The method of claim 1,
The call identification information,
Call recording information management method comprising call unique identification information, call date and time information, call party number information, and call type information for distinguishing incoming/outgoing calls.

The method of claim 3,
In step 2) above,
The file name of the call recording file includes at least one of information included in the call identification information,
In step 3) above,
The STT identification information is a call recording information management method, characterized in that generated by the server based on the file name of the call recording file.

The method of claim 4,
At least steps 2) to 4) are executed while the call recording information management application maintains a login session in the server,
In step 3) above,
The STT identification information is generated by the server based on a file name of the call recording file and login information of a call recording information management application.

delete

The method of claim 1,
Step 4),
41) receiving emotional state analysis information from the server, and recording the emotional state analysis information in the call recording information management DB by matching the STT identification information-The emotional state analysis information includes: Call recording information, characterized in that it further comprises; information obtained by analyzing the emotional state of the user and the calling party based on each text information generated by each voice-to-text conversion (STT) for the voice of the calling party. Management method.

The method of claim 8,
The search mode,
Call recording information management method, characterized in that configured to search for call identification information and call recording text information corresponding to the emotion state input by the user, and to distinguish between the user and the calling party and input the emotion state to be searchable.

The method of claim 1,
P1) detecting an incoming or outgoing call, initiating a call recording, and detecting an end of the call to generate a call recording file; further comprising,
When detecting the end of the call according to the step P1), the call recording information management method, characterized in that the step 1) is executed on the call recording file generated as a result of the step P1).

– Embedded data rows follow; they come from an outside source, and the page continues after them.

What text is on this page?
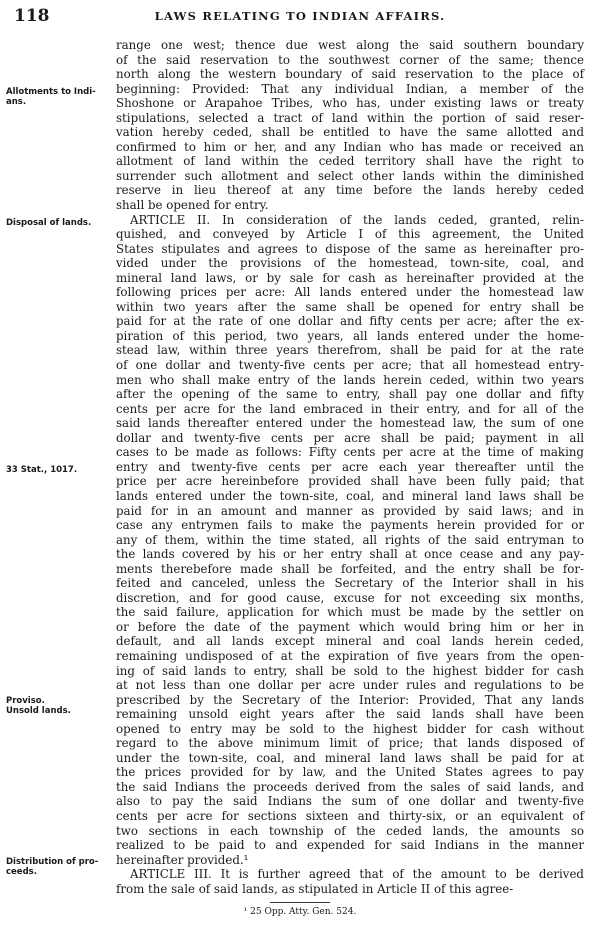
118	LAWS RELATING TO INDIAN AFFAIRS.
Allotments to Indians.
Disposal of lands.
33 Stat., 1017.
Proviso.
Unsold lands.
Distribution of proceeds.
range one west; thence due west along the said southern boundary
of the said reservation to the southwest corner of the same; thence
north along the western boundary of said reservation to the place of
beginning: Provided: That any individual Indian, a member of the
Shoshone or Arapahoe Tribes, who has, under existing laws or treaty
stipulations, selected a tract of land within the portion of said reser-
vation hereby ceded, shall be entitled to have the same allotted and
confirmed to him or her, and any Indian who has made or received an
allotment of land within the ceded territory shall have the right to
surrender such allotment and select other lands within the diminished
reserve in lieu thereof at any time before the lands hereby ceded
shall be opened for entry.
ARTICLE II. In consideration of the lands ceded, granted, relin-
quished, and conveyed by Article I of this agreement, the United
States stipulates and agrees to dispose of the same as hereinafter pro-
vided under the provisions of the homestead, town-site, coal, and
mineral land laws, or by sale for cash as hereinafter provided at the
following prices per acre: All lands entered under the homestead law
within two years after the same shall be opened for entry shall be
paid for at the rate of one dollar and fifty cents per acre; after the ex-
piration of this period, two years, all lands entered under the home-
stead law, within three years therefrom, shall be paid for at the rate
of one dollar and twenty-five cents per acre; that all homestead entry-
men who shall make entry of the lands herein ceded, within two years
after the opening of the same to entry, shall pay one dollar and fifty
cents per acre for the land embraced in their entry, and for all of the
said lands thereafter entered under the homestead law, the sum of one
dollar and twenty-five cents per acre shall be paid; payment in all
cases to be made as follows: Fifty cents per acre at the time of making
entry and twenty-five cents per acre each year thereafter until the
price per acre hereinbefore provided shall have been fully paid; that
lands entered under the town-site, coal, and mineral land laws shall be
paid for in an amount and manner as provided by said laws; and in
case any entrymen fails to make the payments herein provided for or
any of them, within the time stated, all rights of the said entryman to
the lands covered by his or her entry shall at once cease and any pay-
ments therebefore made shall be forfeited, and the entry shall be for-
feited and canceled, unless the Secretary of the Interior shall in his
discretion, and for good cause, excuse for not exceeding six months,
the said failure, application for which must be made by the settler on
or before the date of the payment which would bring him or her in
default, and all lands except mineral and coal lands herein ceded,
remaining undisposed of at the expiration of five years from the open-
ing of said lands to entry, shall be sold to the highest bidder for cash
at not less than one dollar per acre under rules and regulations to be
prescribed by the Secretary of the Interior: Provided, That any lands
remaining unsold eight years after the said lands shall have been
opened to entry may be sold to the highest bidder for cash without
regard to the above minimum limit of price; that lands disposed of
under the town-site, coal, and mineral land laws shall be paid for at
the prices provided for by law, and the United States agrees to pay
the said Indians the proceeds derived from the sales of said lands, and
also to pay the said Indians the sum of one dollar and twenty-five
cents per acre for sections sixteen and thirty-six, or an equivalent of
two sections in each township of the ceded lands, the amounts so
realized to be paid to and expended for said Indians in the manner
hereinafter provided.¹
ARTICLE III. It is further agreed that of the amount to be derived
from the sale of said lands, as stipulated in Article II of this agree-
¹ 25 Opp. Atty. Gen. 524.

A computer program stored in a computer-readable medium to execute a method for managing call recording information by being combined with hardware including a memory storing one or more instructions and a processor executing the one or more instructions stored in the memory,
The call recording information management method,
1) recording call identification information about the call recording file in a call recording information management DB;
2) transmitting a call recording file including call identification information to a server;
3) In order to identify the call recording file transmitted to the server as a voice-to-text conversion (STT) target, STT identification information given by the server is transmitted from the server, and the STT identification information is transmitted to the call recording information management DB. Matching and recording the call identification information;
4) receiving the call recording text information from the server, and recording the recorded text information in the call recording information management DB by matching the STT identification information-The call recording text information is provided by the server to the call recording file Separating the voice of the user of the mobile terminal and the voice of the calling party from the speaker, and separately including each text information generated by voice-to-text conversion (STT) for the entire call voice, the user voice, and the calling party voice; And
5) providing a search mode for the call recording text information based on the call recording information management DB; including,
The search mode,
Provided in the form of a search screen to search for call identification information or call recording text information including the keyword entered by the user,
A computer program stored in a computer-readable medium, characterized in that, as a search condition for the call recorded text information, the entire call voice, the user voice, and the call counterpart voice are classified and searchable.